What is also worrying to humanitarian workers is the fact that the decision to close the camps in Maiduguri is making more displaced persons fall into the hands of human traffickers, who have long targeted people uprooted by the Boko Haram conflict. Since some of the camps were shut down, the number of refugees hired to work on farmlands that provide accommodation has increased dramatically. Many of these labourers, who are made to work over 10 hours for less than US$1 a day, are underaged.

“We are seeing modern-day slavery grow by the day,” says Chiroma from the Borno Community Coalition. “People are desperate for a place to stay and to earn money, no matter how [little], and they’ll accept anything just to feed themselves and put a roof over their heads.”

Cross-border trafficking has also increased. Since the camps closed, a number of displaced persons have been offered jobs in neighbouring Niger by strangers who sometimes demand a part of any future earnings. In 2020 already, the United Nations warned in a report that displaced persons who left Nigeria to work in Niger often became victims of labour exploitation and labour trafficking.

“Just as they were about to close the camp, one man came and spoke to me about going to Niger to work on a farmland, but I told him I wasn’t interested,” says Aliyu Jibrin, who is in his forties. He used to live in the closed Teacher’s Village camp. “I know about four children – all of them boys – who followed him to Niger.”

Risk of starvation

At the moment, the entire north-eastern region of Nigeria is headed towards famine as a result of extreme weather events and the Boko Haram insurgency, which has chased farmers away from their farmlands. The World Food Programme estimates that 4.4 million people are currently at risk of starvation.

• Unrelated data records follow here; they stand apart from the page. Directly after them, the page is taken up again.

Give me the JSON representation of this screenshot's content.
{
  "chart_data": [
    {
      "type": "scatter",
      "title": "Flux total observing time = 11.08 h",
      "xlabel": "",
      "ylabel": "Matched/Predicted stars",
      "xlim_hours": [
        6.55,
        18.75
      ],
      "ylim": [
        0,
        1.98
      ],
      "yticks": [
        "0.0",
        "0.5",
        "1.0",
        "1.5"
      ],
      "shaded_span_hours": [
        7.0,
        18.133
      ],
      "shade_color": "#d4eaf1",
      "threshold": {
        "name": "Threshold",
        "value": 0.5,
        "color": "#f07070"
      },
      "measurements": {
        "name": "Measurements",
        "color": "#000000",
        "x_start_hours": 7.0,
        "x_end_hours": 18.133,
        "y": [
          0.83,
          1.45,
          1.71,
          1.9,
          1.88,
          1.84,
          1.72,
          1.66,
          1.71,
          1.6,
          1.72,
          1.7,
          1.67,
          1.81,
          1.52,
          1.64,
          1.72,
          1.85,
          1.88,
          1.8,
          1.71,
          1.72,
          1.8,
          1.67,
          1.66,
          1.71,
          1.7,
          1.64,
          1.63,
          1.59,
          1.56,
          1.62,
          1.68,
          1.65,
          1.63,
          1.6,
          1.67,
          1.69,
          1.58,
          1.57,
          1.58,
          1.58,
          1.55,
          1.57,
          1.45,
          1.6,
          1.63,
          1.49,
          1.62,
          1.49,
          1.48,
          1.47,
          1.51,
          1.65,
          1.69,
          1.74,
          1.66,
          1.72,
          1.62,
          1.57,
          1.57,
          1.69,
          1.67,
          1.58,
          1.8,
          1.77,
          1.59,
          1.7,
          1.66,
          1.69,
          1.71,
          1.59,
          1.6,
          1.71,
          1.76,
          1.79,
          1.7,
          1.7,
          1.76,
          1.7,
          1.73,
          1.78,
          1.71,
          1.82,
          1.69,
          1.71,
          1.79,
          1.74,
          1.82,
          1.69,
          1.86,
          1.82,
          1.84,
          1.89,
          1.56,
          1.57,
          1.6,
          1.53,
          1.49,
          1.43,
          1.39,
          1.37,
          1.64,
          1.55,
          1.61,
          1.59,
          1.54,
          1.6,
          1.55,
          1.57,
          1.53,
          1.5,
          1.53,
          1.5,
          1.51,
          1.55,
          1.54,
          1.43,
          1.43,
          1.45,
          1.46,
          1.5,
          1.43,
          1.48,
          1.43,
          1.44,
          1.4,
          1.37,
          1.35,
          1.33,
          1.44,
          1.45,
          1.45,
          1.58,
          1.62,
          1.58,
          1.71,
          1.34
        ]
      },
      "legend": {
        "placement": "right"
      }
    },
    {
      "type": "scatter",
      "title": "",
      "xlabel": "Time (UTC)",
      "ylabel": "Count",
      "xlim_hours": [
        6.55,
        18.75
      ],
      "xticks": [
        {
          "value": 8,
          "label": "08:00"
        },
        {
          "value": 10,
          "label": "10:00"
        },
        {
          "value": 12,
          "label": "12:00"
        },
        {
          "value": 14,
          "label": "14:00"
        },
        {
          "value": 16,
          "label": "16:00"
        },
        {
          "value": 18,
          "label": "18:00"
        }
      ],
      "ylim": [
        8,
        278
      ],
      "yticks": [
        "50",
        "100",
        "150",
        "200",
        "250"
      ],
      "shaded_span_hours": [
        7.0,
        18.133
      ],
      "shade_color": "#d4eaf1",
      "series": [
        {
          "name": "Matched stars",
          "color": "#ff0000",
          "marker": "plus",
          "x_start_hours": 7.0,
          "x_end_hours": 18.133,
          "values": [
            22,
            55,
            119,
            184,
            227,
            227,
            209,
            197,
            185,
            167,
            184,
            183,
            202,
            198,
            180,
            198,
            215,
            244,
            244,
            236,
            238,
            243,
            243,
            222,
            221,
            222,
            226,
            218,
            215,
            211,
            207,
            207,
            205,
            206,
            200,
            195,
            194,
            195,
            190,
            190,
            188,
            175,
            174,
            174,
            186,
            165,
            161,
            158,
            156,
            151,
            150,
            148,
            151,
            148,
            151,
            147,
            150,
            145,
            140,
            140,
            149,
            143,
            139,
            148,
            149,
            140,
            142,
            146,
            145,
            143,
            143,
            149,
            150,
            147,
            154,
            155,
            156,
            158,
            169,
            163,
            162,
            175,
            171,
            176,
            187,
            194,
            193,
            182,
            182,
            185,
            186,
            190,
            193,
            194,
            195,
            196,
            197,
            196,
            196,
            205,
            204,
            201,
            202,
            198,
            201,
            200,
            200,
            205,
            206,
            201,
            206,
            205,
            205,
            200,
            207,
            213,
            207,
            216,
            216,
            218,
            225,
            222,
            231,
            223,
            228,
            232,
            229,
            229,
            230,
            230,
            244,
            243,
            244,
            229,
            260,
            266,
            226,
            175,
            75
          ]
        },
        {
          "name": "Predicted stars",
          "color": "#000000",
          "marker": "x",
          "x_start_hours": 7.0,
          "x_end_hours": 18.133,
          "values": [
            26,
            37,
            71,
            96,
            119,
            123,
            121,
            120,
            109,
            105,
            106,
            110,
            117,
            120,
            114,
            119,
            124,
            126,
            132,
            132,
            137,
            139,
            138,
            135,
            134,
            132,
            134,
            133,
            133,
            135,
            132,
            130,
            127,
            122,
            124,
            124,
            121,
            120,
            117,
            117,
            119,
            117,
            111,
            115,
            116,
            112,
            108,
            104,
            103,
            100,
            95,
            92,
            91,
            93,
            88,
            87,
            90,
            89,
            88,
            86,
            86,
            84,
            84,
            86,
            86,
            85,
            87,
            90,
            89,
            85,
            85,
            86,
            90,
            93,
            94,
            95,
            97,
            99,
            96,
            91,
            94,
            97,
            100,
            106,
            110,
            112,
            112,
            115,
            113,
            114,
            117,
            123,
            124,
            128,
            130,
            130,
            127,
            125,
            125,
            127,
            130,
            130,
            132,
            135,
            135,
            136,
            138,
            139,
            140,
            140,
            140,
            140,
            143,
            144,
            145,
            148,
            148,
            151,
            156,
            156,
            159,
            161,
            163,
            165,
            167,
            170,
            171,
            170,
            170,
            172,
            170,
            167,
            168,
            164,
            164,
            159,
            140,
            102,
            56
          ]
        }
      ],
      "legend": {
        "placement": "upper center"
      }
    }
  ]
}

The conflict in Ukraine has also made food prices soar across Nigeria and exposed the country’s chronic dependence on food imports. In Borno, the current price of millet, one of the most consumed cereals in northern Nigeria, isover 70 per cent higher than its average price in the last five years.

The government believes the time to drastically raise food production in the state is now.

"We’re currently in the season for planting of very important crops like millet and groundnut and we need these IDPs to return home and get to the farms,” says Usman Mohammed, an official at Borno State’s agriculture ministry. “If we don’t get people to the farms, hundreds of thousands of people will die of starvation.”

Despite mounting opposition to its decision to shut down the camps, the state government has held steadfast and it is only a matter of time before the remaining six camps located just outside Maiduguri close.

For the residents of these camps, the decision has added a new layer of uncertainty to an already difficult situation. “For many years at the Teacher’s Village camp, I went to bed at night very sure that I’ll wake up in the morning and still find myself in a shelter,” says Khadija Usman. “Right now, I can’t say that I’m sure I’ll have somewhere to sleep tomorrow.”